Requirements
1. the user clicks the button(Go to animation page) at page one
2. the user will be directed to page two whereby an animation is played for 5 seconds
3. after 5 seconds, the user will be directed to page three.

I am trying to delay a page for around 5seconds before it loads another page.

I used thread.sleep(5000) in my Jbutton and check the current thread state. But this is wrong as
as soon as the current thread state is TIMED_WAITING, it will go straight to third page without playing the animation

I don't really know how to make use of threading to tell the program such that after the animation
has played for 5 seconds, it will automatically direct the user to third page.

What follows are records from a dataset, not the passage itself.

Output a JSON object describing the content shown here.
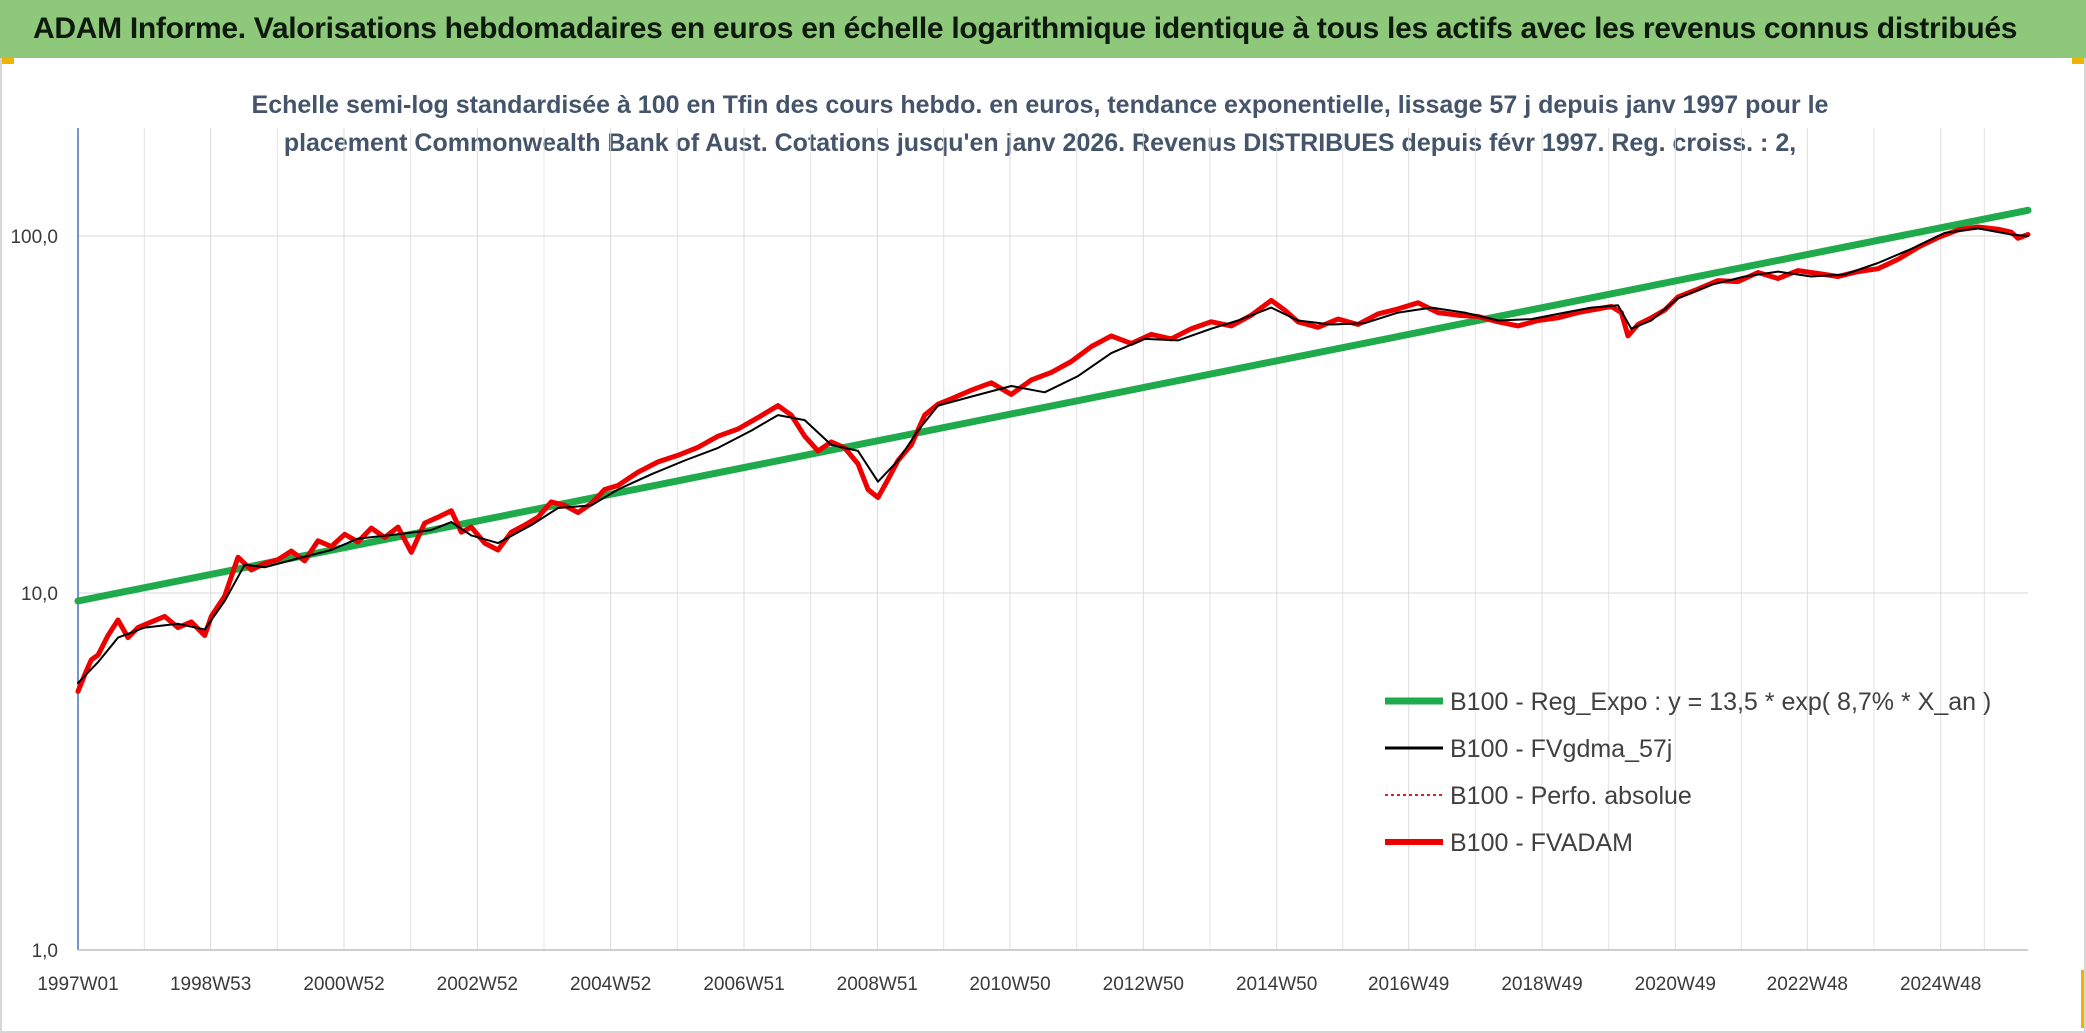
{
  "header": {
    "title": "ADAM Informe. Valorisations hebdomadaires en euros en échelle logarithmique identique à tous les actifs avec les revenus connus distribués"
  },
  "chart_data": {
    "type": "line",
    "subtitle_lines": [
      "Echelle semi-log standardisée à 100 en Tfin des cours hebdo. en euros, tendance exponentielle, lissage 57 j depuis janv 1997 pour le",
      "placement Commonwealth Bank of Aust. Cotations jusqu'en janv 2026. Revenus DISTRIBUES depuis févr 1997. Reg. croiss. : 2,"
    ],
    "y_scale": "log",
    "ylim": [
      1,
      180
    ],
    "y_ticks": [
      {
        "value": 1,
        "label": "1,0"
      },
      {
        "value": 10,
        "label": "10,0"
      },
      {
        "value": 100,
        "label": "100,0"
      }
    ],
    "x_range": [
      1997.0,
      2026.25
    ],
    "x_ticks": [
      {
        "x": 1997.0,
        "label": "1997W01"
      },
      {
        "x": 1998.99,
        "label": "1998W53"
      },
      {
        "x": 2000.99,
        "label": "2000W52"
      },
      {
        "x": 2002.99,
        "label": "2002W52"
      },
      {
        "x": 2004.99,
        "label": "2004W52"
      },
      {
        "x": 2006.99,
        "label": "2006W51"
      },
      {
        "x": 2008.99,
        "label": "2008W51"
      },
      {
        "x": 2010.98,
        "label": "2010W50"
      },
      {
        "x": 2012.98,
        "label": "2012W50"
      },
      {
        "x": 2014.98,
        "label": "2014W50"
      },
      {
        "x": 2016.96,
        "label": "2016W49"
      },
      {
        "x": 2018.96,
        "label": "2018W49"
      },
      {
        "x": 2020.96,
        "label": "2020W49"
      },
      {
        "x": 2022.94,
        "label": "2022W48"
      },
      {
        "x": 2024.94,
        "label": "2024W48"
      }
    ],
    "grid": "vertical and horizontal",
    "legend_position": "bottom-right",
    "series": [
      {
        "name": "B100 - Reg_Expo : y = 13,5 * exp( 8,7% *  X_an )",
        "color": "#1faa4b",
        "style": "solid-thick",
        "x": [
          1997.0,
          2026.25
        ],
        "y": [
          9.5,
          118
        ]
      },
      {
        "name": "B100 - FVgdma_57j",
        "color": "#000000",
        "style": "solid-thin",
        "x": [
          1997.0,
          1997.3,
          1997.6,
          1998.0,
          1998.5,
          1998.9,
          1999.2,
          1999.5,
          1999.8,
          2000.3,
          2000.8,
          2001.2,
          2001.8,
          2002.3,
          2002.6,
          2002.9,
          2003.3,
          2003.8,
          2004.2,
          2004.7,
          2005.1,
          2005.6,
          2006.1,
          2006.6,
          2007.1,
          2007.5,
          2007.9,
          2008.3,
          2008.7,
          2009.0,
          2009.3,
          2009.6,
          2009.9,
          2010.4,
          2011.0,
          2011.5,
          2012.0,
          2012.5,
          2013.0,
          2013.5,
          2014.0,
          2014.4,
          2014.9,
          2015.3,
          2015.8,
          2016.3,
          2016.8,
          2017.3,
          2017.8,
          2018.3,
          2018.8,
          2019.3,
          2019.7,
          2020.1,
          2020.3,
          2020.6,
          2021.0,
          2021.5,
          2022.0,
          2022.5,
          2023.0,
          2023.5,
          2024.0,
          2024.5,
          2025.0,
          2025.5,
          2026.0,
          2026.25
        ],
        "y": [
          5.6,
          6.4,
          7.5,
          8.0,
          8.2,
          7.9,
          9.5,
          12.0,
          11.8,
          12.5,
          13.2,
          14.2,
          14.6,
          15.0,
          15.8,
          14.5,
          13.8,
          15.5,
          17.3,
          17.6,
          19.5,
          21.5,
          23.5,
          25.5,
          28.5,
          31.5,
          30.5,
          26.0,
          25.0,
          20.5,
          23.5,
          28.5,
          33.5,
          35.5,
          38.0,
          36.5,
          40.5,
          47.0,
          51.5,
          51.0,
          55.0,
          58.0,
          63.0,
          58.0,
          56.5,
          57.0,
          61.0,
          63.0,
          61.0,
          58.0,
          58.5,
          61.0,
          63.0,
          64.0,
          55.0,
          58.0,
          67.0,
          73.0,
          77.0,
          79.5,
          77.0,
          78.0,
          84.0,
          92.0,
          102.0,
          105.0,
          101.0,
          100.0
        ]
      },
      {
        "name": "B100 - Perfo. absolue",
        "color": "#e02020",
        "style": "dotted"
      },
      {
        "name": "B100 - FVADAM",
        "color": "#ee0000",
        "style": "solid-thick",
        "x": [
          1997.0,
          1997.1,
          1997.2,
          1997.3,
          1997.45,
          1997.6,
          1997.75,
          1997.9,
          1998.1,
          1998.3,
          1998.5,
          1998.7,
          1998.9,
          1999.0,
          1999.2,
          1999.4,
          1999.6,
          1999.8,
          2000.0,
          2000.2,
          2000.4,
          2000.6,
          2000.8,
          2001.0,
          2001.2,
          2001.4,
          2001.6,
          2001.8,
          2002.0,
          2002.2,
          2002.4,
          2002.6,
          2002.75,
          2002.9,
          2003.1,
          2003.3,
          2003.5,
          2003.7,
          2003.9,
          2004.1,
          2004.3,
          2004.5,
          2004.7,
          2004.9,
          2005.1,
          2005.4,
          2005.7,
          2006.0,
          2006.3,
          2006.6,
          2006.9,
          2007.2,
          2007.5,
          2007.7,
          2007.9,
          2008.1,
          2008.3,
          2008.5,
          2008.7,
          2008.85,
          2009.0,
          2009.15,
          2009.3,
          2009.5,
          2009.7,
          2009.9,
          2010.1,
          2010.4,
          2010.7,
          2011.0,
          2011.3,
          2011.6,
          2011.9,
          2012.2,
          2012.5,
          2012.8,
          2013.1,
          2013.4,
          2013.7,
          2014.0,
          2014.3,
          2014.6,
          2014.9,
          2015.1,
          2015.3,
          2015.6,
          2015.9,
          2016.2,
          2016.5,
          2016.8,
          2017.1,
          2017.4,
          2017.7,
          2018.0,
          2018.3,
          2018.6,
          2018.9,
          2019.2,
          2019.5,
          2019.8,
          2020.0,
          2020.15,
          2020.25,
          2020.4,
          2020.6,
          2020.8,
          2021.0,
          2021.3,
          2021.6,
          2021.9,
          2022.2,
          2022.5,
          2022.8,
          2023.1,
          2023.4,
          2023.7,
          2024.0,
          2024.3,
          2024.6,
          2024.9,
          2025.2,
          2025.5,
          2025.8,
          2026.0,
          2026.1,
          2026.25
        ],
        "y": [
          5.3,
          5.9,
          6.5,
          6.7,
          7.6,
          8.4,
          7.5,
          8.0,
          8.3,
          8.6,
          8.0,
          8.3,
          7.6,
          8.6,
          9.8,
          12.6,
          11.6,
          12.1,
          12.4,
          13.1,
          12.3,
          14.0,
          13.5,
          14.6,
          13.9,
          15.2,
          14.3,
          15.3,
          13.0,
          15.7,
          16.3,
          17.0,
          14.8,
          15.3,
          13.8,
          13.2,
          14.8,
          15.5,
          16.3,
          18.0,
          17.6,
          16.8,
          17.8,
          19.5,
          20.0,
          21.8,
          23.3,
          24.3,
          25.6,
          27.5,
          28.8,
          31.0,
          33.5,
          31.5,
          27.5,
          25.0,
          26.5,
          25.5,
          23.0,
          19.5,
          18.5,
          20.8,
          23.5,
          26.0,
          31.5,
          33.8,
          35.0,
          37.0,
          38.8,
          36.0,
          39.5,
          41.5,
          44.5,
          49.0,
          52.5,
          50.0,
          53.0,
          51.5,
          55.0,
          57.5,
          56.0,
          60.0,
          66.0,
          62.0,
          57.5,
          55.5,
          58.5,
          56.5,
          60.5,
          62.5,
          65.0,
          61.0,
          60.0,
          59.5,
          57.5,
          56.0,
          58.0,
          59.0,
          61.0,
          62.5,
          63.5,
          61.0,
          52.5,
          56.5,
          59.0,
          62.0,
          67.5,
          71.0,
          75.0,
          74.5,
          79.0,
          76.0,
          80.0,
          78.5,
          77.0,
          79.5,
          81.0,
          86.0,
          93.0,
          99.0,
          104.0,
          106.0,
          104.5,
          102.5,
          98.5,
          101.0
        ]
      }
    ]
  }
}
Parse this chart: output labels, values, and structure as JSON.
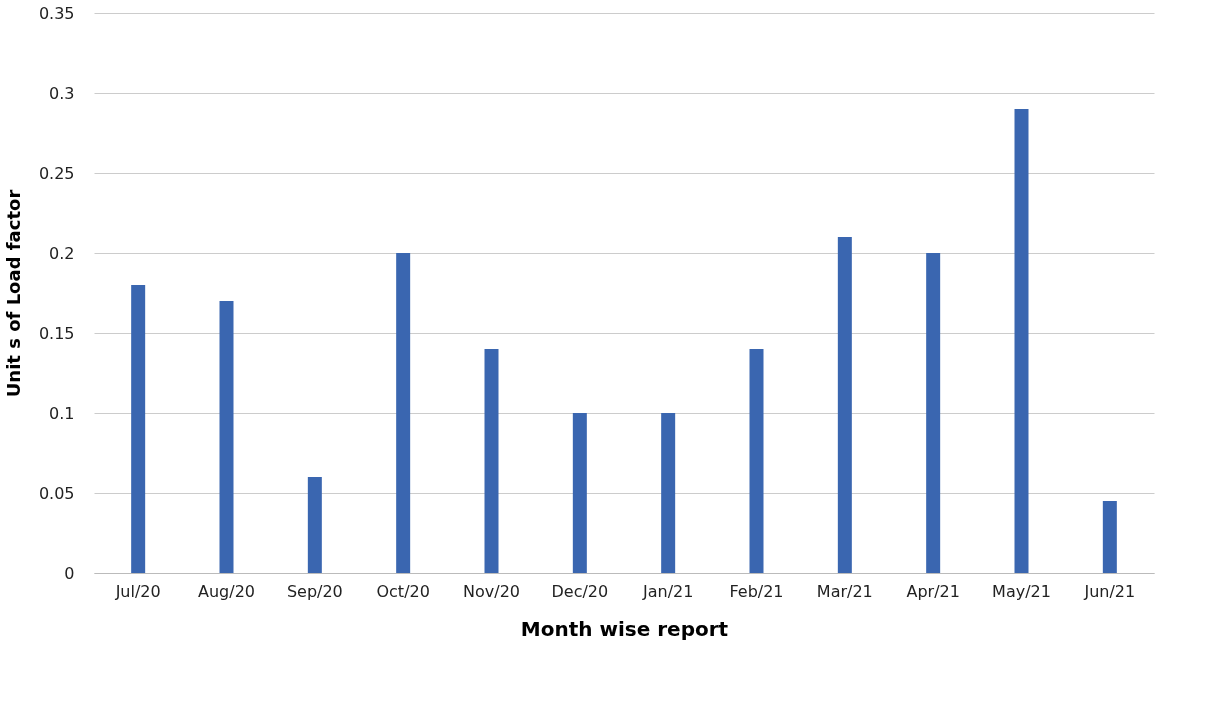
{
  "chart_data": {
    "type": "bar",
    "xlabel": "Month wise report",
    "ylabel": "Unit s of Load factor",
    "categories": [
      "Jul/20",
      "Aug/20",
      "Sep/20",
      "Oct/20",
      "Nov/20",
      "Dec/20",
      "Jan/21",
      "Feb/21",
      "Mar/21",
      "Apr/21",
      "May/21",
      "Jun/21"
    ],
    "values": [
      0.18,
      0.17,
      0.06,
      0.2,
      0.14,
      0.1,
      0.1,
      0.14,
      0.21,
      0.2,
      0.29,
      0.045
    ],
    "color": "#3a66b0",
    "ylim": [
      0,
      0.35
    ],
    "yticks": [
      0,
      0.05,
      0.1,
      0.15,
      0.2,
      0.25,
      0.3,
      0.35
    ],
    "grid": "y"
  }
}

Please advice and help me. Thanks

PageOne.java

import java.awt.CardLayout;
import java.awt.event.ActionEvent;
import java.awt.event.ActionListener;
import javax.swing.JButton;
import javax.swing.JFrame;
import javax.swing.JPanel;
import javax.swing.SwingUtilities;


public class PageOne {
    private JPanel panelCont = new JPanel();
    private JButton btn1 = new JButton("btn 1");
    private JPanel panelFirst = new JPanel();
    private JPanel panelSecond = new JPanel();
    private JPanel panelThird = new JPanel();
    private CardLayout c1 = new CardLayout();
    private JFrame frame = new JFrame();

    public PageOne() {
        panelCont.setLayout(c1);
        panelSecond.add(new PageTwo());
        panelThird.add(new PageThree());
        panelFirst.add(btn1);       

        panelCont.add(panelFirst,"1");
        panelCont.add(panelSecond,"2");
        panelCont.add(panelThird,"3");
        c1.show(panelCont, "1");

        btn1.addActionListener(new ActionListener() {
            public void actionPerformed(ActionEvent e) {
                Thread t1 = new Thread(new Runnable() { 
                    public void run() { 
                        try {
                            Thread.sleep(5000);
                        } catch (InterruptedException e) {
                            // TODO Auto-generated catch block
                            e.printStackTrace();
                        }
                    }
                });
                t1.start(); 
                if(t1.getState() == Thread.State.RUNNABLE) {
                    c1.show(panelCont, "2");
                }
                System.out.println(t1.getState());

                if(t1.getState() == Thread.State.TIMED_WAITING) {
                    c1.show(panelCont, "3");
                }

            }
        });

        frame.add(panelCont);
        frame.setDefaultCloseOperation(JFrame.DISPOSE_ON_CLOSE);
        frame.pack();
        frame.setSize(400,600);
        frame.setLocationRelativeTo(null);
        frame.setVisible(true);
    }

    public static void main(String[] args) {
        SwingUtilities.invokeLater(new Runnable() {
            @Override
            public void run() {
                new PageOne();
            }
        });
    }
}

PageTwo.java

import java.awt.BorderLayout;    
import javax.swing.Icon;
import javax.swing.ImageIcon;
import javax.swing.JLabel;
import javax.swing.JPanel;

@SuppressWarnings("serial")
public class PageTwo extends JPanel {

    public PageTwo() {
         setLayout(new BorderLayout());
         Icon icon = new ImageIcon("animation.gif");
         JLabel label = new JLabel(icon);
         add(label);
    }
}   

PageThree.java

import javax.swing.JLabel;
import javax.swing.JPanel;

@SuppressWarnings("serial")
public class PageThree extends JPanel  {
    public PageThree() {
        JLabel label = new JLabel("This is Page 3");
        add(label);
    }
}

Recommended Answers

All 2 Replies

Everything to do with Swing (eg painting the screen, running actionPerformed methods) happens on a single thread - the "Event Dispatch Thread", or "EDT", or "Swing thread".
That means that once your actionPerformed method starts NOTHING else will happen in Swing, including no screen updates, until your method finishes. You can update stuff and loop and sleep as much as you like, but none of that will affect what's on the screen until your method has terminated.
If you want to do stuff in steps over a period of time, here is the right way:
In your actionPerformed start a javax.swing.Timer (as mKorbel said), and return. When the timer fires you can update whatever needs updating and return. Inbetween the timer firings Swing will be free to update the screen.